New York Daily News
Not thrown off by past trouble
PORT ST. LUCIE — From a big-picture perspective, Travis d’Arnaud in 2015 took another step toward proving he can be an All-Star catcher — if he can ever avoid significant injury over 162 games. His offense continues to be that promising.
However, there is no getting around the glaring problem that was his throwing in the postseason. Opposing basestealers went 11-for-11 against d’Arnaud, and as the steals piled up, his throws were ugly at times as he rushed his mechanics out of wanting desperately to nail a runner.
Mets pitchers were partly to blame, with slower-than-average deliveries to the plate at times, but for d’Arnaud there was no hiding from the goose egg.
Nor does he try to. In fact, on Monday he was admirably candid in admitting that he was affected by the magnitude of playing in the postseason for the first time.
“I wasn’t able to slow the game down,’’ d’Arnaud said at his locker after the Mets’ workout. “The game sped up on me. I didn’t do what I did all year. Instead of just making a good throw, I was trying to do more than I should.’’
And with every throw that was off-line or bounced to second base, the frustration built. Terry Collins could see it.
“For a young guy back there, it can be embarrassing,’’ Collins said on Monday. “Our pitchers didn’t give him enough help, and we have to get better at that, but Travis takes a lot of pride in what he does. So it bothered him.’’
D’Arnaud agreed, saying, “I was in my own head. I was frustrated because I wasn’t doing what I’m supposed to do — relaxing, staying with myself and making a clean throw.’’
It was especially frustrating because d’Arnaud improved his throwing significantly during the season. Limited to 67 games because of injuries, he threw out 14 of 43 base-stealers, a 33% clip that was higher than the league average of 28%.
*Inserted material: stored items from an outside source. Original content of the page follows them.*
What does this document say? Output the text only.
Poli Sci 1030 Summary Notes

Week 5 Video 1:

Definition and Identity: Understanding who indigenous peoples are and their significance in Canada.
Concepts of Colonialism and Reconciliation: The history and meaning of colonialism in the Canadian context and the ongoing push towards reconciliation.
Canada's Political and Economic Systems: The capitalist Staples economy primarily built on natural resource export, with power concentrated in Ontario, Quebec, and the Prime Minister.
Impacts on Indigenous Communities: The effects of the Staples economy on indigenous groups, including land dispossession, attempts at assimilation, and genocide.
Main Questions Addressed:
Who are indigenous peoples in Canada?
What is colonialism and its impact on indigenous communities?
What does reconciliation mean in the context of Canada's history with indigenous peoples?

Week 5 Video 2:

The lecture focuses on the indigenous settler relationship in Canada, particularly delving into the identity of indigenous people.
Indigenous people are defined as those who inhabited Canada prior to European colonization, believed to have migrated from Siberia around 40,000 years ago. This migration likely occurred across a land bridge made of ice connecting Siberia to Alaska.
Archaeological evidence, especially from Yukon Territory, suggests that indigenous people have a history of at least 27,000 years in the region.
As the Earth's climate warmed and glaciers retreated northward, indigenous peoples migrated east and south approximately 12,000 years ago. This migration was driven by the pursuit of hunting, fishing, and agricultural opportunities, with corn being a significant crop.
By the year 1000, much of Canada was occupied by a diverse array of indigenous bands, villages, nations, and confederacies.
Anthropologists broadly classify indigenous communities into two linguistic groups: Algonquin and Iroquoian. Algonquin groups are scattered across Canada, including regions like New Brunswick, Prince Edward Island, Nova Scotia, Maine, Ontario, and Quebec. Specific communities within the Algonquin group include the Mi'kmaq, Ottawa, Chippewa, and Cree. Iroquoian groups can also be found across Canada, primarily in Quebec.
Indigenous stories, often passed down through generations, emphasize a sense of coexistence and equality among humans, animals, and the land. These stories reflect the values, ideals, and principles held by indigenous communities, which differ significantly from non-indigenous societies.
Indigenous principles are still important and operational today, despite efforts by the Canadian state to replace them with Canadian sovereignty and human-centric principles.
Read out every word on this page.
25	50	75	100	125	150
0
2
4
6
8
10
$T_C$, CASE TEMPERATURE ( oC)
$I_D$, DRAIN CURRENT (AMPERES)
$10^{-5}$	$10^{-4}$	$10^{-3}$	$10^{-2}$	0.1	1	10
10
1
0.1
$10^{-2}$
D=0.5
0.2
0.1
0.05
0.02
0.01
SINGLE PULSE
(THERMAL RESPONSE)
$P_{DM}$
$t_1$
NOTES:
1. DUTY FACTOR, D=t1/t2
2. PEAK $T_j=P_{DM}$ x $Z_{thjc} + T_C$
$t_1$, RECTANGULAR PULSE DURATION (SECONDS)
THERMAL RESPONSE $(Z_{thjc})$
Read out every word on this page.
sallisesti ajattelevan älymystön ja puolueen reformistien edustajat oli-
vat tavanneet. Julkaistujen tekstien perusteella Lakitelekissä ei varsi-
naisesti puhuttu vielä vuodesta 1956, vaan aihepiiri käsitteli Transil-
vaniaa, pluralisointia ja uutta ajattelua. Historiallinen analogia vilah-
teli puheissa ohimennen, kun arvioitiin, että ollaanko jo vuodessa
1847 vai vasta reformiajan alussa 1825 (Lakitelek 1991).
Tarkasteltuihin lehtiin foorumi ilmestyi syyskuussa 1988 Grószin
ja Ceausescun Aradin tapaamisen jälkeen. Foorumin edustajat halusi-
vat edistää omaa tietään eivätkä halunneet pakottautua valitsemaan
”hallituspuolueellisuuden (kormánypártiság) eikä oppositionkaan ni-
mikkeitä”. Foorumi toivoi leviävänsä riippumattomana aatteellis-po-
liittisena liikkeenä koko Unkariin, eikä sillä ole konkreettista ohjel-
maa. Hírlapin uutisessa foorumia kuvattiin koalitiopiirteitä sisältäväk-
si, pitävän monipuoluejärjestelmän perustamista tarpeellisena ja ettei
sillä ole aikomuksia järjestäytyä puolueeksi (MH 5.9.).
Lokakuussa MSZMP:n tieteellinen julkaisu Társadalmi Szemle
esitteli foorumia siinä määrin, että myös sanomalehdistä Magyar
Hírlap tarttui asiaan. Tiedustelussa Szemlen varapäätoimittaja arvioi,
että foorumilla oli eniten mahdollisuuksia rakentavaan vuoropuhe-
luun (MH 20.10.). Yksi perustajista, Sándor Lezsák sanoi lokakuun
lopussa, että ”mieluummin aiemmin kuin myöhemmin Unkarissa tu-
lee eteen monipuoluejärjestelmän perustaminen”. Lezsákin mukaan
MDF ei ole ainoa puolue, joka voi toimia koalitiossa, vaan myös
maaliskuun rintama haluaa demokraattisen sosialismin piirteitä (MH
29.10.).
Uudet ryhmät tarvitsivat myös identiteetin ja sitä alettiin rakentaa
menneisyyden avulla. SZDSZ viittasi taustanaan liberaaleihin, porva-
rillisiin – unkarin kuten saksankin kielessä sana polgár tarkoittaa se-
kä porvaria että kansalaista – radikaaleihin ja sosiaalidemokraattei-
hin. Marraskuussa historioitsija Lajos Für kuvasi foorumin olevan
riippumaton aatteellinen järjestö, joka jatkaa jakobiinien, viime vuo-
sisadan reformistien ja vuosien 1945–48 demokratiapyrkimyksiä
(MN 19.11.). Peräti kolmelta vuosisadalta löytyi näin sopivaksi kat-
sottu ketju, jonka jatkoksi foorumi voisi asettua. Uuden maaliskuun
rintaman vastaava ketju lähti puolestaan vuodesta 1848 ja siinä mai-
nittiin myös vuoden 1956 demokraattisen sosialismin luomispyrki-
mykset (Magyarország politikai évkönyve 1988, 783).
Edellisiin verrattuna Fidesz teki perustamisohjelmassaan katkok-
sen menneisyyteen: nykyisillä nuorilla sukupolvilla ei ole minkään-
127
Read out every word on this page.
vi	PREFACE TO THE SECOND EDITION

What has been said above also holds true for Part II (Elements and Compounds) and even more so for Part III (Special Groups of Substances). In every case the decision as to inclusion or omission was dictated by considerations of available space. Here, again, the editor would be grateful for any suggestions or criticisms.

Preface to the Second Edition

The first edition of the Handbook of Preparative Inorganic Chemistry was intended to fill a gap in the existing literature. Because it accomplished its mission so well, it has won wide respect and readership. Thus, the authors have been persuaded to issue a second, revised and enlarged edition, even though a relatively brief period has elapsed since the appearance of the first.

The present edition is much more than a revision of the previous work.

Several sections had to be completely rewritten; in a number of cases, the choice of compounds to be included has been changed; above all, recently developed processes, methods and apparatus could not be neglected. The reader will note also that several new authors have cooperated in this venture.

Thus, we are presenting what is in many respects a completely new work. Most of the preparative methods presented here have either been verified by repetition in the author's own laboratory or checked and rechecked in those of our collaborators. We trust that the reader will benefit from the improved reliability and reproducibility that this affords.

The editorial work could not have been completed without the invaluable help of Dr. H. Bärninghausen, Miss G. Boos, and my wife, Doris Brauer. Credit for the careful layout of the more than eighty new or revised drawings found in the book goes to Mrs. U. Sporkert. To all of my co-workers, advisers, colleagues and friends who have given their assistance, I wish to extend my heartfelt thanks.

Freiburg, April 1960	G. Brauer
That was much improved from the 19% (14 of 72) he threw out in 2014. And when you consider that he had only one passed ball last season, compared to a league-high 12 in ’14, in part because he was a bit more conservative with his pitch-framing techniques, d’Arnaud’s defense was better all-around last season.
So as far as he and the Mets are concerned, his throwing in the postseason is a problem only if he doesn’t get back to his improved mechanics from the regular season.
Which is why Collins made a point of taking part in the first throwing drills for Mets’ catchers on Sunday, working mostly on d’Arnaud’s footwork to keep him from rushing and overstriding.
“When he stays back and he’s short and quick with his feet, he’s more consistent,’’ Collins said. “He’s got plenty of arm.’’
D ’ Arnaud agreed, saying he got into trouble in the postseason by being in too much of a hurry coming out of his crouch, causing him to overstride.
“I was coming out to get the ball, and my body would speed up,’’ d’Arnaud said. “My arm tries to catch up, but I have no legs or anything underneath me so it’s all arm, which causes inconsistency. It’s just practice, practice, practice. I know I can throw.’’
He doesn’t have to be Yadier Molina to be valuable to the Mets, as he continues to blossom into one of the better hitting catchers in the big leagues.
Of course, d’Arnaud needs to avoid the injuries that have plagued him for years. In 2015 he was limited to 67 games because of a broken finger and then a sprained elbow, but during that time he hit .268 with 12 home runs and 14 doubles, posting an .825 OPS that would have been second in the majors to Buster Posey had d’Arnaud qualified for the official stats.
“He’s a very dangerous hitter,’’ hitting coach Kevin Long said. “There were times last year I thought he carried our offense. The sky’s the limit if he can stay healthy.’’
D’Arnaud’s history of injuries is one reason the Mets are considering trying him at other positions — backup catcher Kevin Plawecki’s potential is a factor as well. On Monday d’Arnaud said he’s willing to “try anything’’ that will help the team get back to the World F Series. or this season at least, however, the Mets need d’Arnaud behind the plate, where his bat makes him very valuable. As for his arm, he needs to prove that last October was merely something of a jittery aberration, and not an ongoing concern.